Back in the day, I produced video games for a living, so when I heard that sprites were a great way to improve site performance, I had to put my way-back hat on.
A sprite, if you don’t know, is a single graphic file that contains many elements used to display, say, tiles in your favorite side-scroller (Metal Slug, anyone?), or, in this day and age, background elements on a web site. Instead of displaying the entire file, only a portion of the graphic file is revealed. Fortunately, this is a simple thing to do with CSS’s background property.
Excellent candidates for CSS Sprite optimization are gradient backgrounds, rollover-buttons, tab elements, or rounded graphic box elements. Creating a sprite is easy, but tedious. You’ll want to do this only once the design is locked, since going back and making changes can be a pain.
For the purposes of this article, let’s look at a recent example of how CSS sprites reduced page load times dramatically. TheFreelanceNation.com is a client site I did recently where the design was handed to me. The site consists of many rounded “gel” elements, each of which required 9 graphic elements.

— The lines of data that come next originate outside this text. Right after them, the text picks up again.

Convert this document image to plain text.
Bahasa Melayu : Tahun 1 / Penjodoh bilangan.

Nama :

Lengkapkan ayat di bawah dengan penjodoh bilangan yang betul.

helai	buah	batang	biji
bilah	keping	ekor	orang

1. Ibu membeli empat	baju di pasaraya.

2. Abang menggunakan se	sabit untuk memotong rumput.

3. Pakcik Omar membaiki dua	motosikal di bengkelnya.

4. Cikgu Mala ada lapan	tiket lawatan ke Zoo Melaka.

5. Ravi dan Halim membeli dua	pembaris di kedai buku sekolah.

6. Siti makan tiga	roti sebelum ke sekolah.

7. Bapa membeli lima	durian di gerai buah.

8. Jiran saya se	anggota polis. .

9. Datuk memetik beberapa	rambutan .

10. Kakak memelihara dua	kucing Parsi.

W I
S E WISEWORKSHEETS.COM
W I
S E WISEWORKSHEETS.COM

By grouping all of the page elements into two files–one for the rounded corners, and another for horizontally repeating elements–the number of overall http requests dropped by almost 70% (120+ down to 35 or so). I was able to reduce this further by grouping and compacting JS files and CSS files, but that’s a topic for another day.
In Photoshop, open the elements you want to group together. Then add each to a master file, making sure to draw guides on the boundaries so you can easily measure the pixel locations later. The rule of thumb is to group elements that repeat together. Meaning if you have elements that repeat-x, you’ll group them in a tall file. Elements that repeat-y will go together in a wide file. Save this in an optimal file format (I find that 8-bit, PNG, difussion dithered is best for all but the most colorful sprite files, in which case 24-bit will do). Experiment in Photoshop’s Save for the Web dialog to get the best result.
Once you have your grouped file ready, adapt your CSS files as follows:
background:url('/images/sprites.png') repeat-x 0 0;
background:url('/images/sprites.png') repeat-x 0 -20px;
background:url('/images/sprites.png') repeat-x 0 -40px;
Notice two things:
1) is the use of shorthand. The background shorthand syntax is “background:[url] [repeat] [xpos] [ypos]. While this isn’t strictly necessary, it makes things a lot cleaner.
2) the starting point of CSS element within the sprite is measured in negative pixels. (It took me a while to figure this one out.)
Play around with this. The technique is surprisingly simple once you get the hang of it, and the results can be stunning. You’ll find initial page loads to be faster, and subsequent cached reloads to be much snappier.